Employer Not Required to Inform Employees of Union Membership Options
Has your company unlawfully interfered with the organizational rights of its employees by maintaining a union-security agreement requiring employees to be "members in good standing" in the union without notifying them of their union membership options and corresponding obligations?
Answer: No. The phrase "members in good standing" in a union-security clause is lawful but ambiguous and can mean either "full membership" or "limited membership." As the exclusive bargaining representative and agent of the employees, the union owes the employees a duty of fair representation, and the union is thus required to inform them of their membership rights and obligations.
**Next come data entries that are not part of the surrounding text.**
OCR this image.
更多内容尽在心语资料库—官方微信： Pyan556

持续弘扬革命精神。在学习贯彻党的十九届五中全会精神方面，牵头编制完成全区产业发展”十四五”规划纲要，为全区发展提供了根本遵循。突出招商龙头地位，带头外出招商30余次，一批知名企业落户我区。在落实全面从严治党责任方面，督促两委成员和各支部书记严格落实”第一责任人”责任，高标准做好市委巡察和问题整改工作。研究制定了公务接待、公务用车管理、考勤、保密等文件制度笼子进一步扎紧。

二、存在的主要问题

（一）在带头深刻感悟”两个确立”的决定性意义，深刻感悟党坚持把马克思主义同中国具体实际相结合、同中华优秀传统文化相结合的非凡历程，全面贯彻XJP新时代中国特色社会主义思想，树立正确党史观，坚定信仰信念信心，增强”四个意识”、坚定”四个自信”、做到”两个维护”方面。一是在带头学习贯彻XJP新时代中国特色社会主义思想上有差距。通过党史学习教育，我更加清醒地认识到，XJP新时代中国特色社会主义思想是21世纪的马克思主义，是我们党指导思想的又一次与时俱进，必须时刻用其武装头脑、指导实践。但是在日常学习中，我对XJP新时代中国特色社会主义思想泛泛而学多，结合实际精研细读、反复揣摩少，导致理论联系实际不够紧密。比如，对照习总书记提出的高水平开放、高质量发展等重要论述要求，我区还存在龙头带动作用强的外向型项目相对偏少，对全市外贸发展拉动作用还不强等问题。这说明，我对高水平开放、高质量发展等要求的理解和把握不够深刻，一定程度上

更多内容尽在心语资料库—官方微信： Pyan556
These rights include the option to refrain from supporting union activities other than those germane to collective bargaining, contract administration and grievance adjustment. An employer and a union are free to enter into a union-security clause requiring union membership as a condition of continued employment only if this membership requirement does not exceed the "financial core." The financial core consists only of the payment of dues and initiation fees necessary to perform the duties of an exclusive representative of employees in dealing with the company on labor-management issues.
As employer, your company does not owe its employees a "duty of fair representation" and therefore has no affirmative responsibility to inform the employees of their rights and obligations regarding union membership. In addition, an employer is under no obligation to either inform an employee how the phrase "members in good standing" can be interpreted or to advise an employee that he or she may opt for limited union membership.
Cite: Yellow Freight System of Indiana, (1999) 327 NLRB No 175, 1999-00 CCH NLRB 15,191.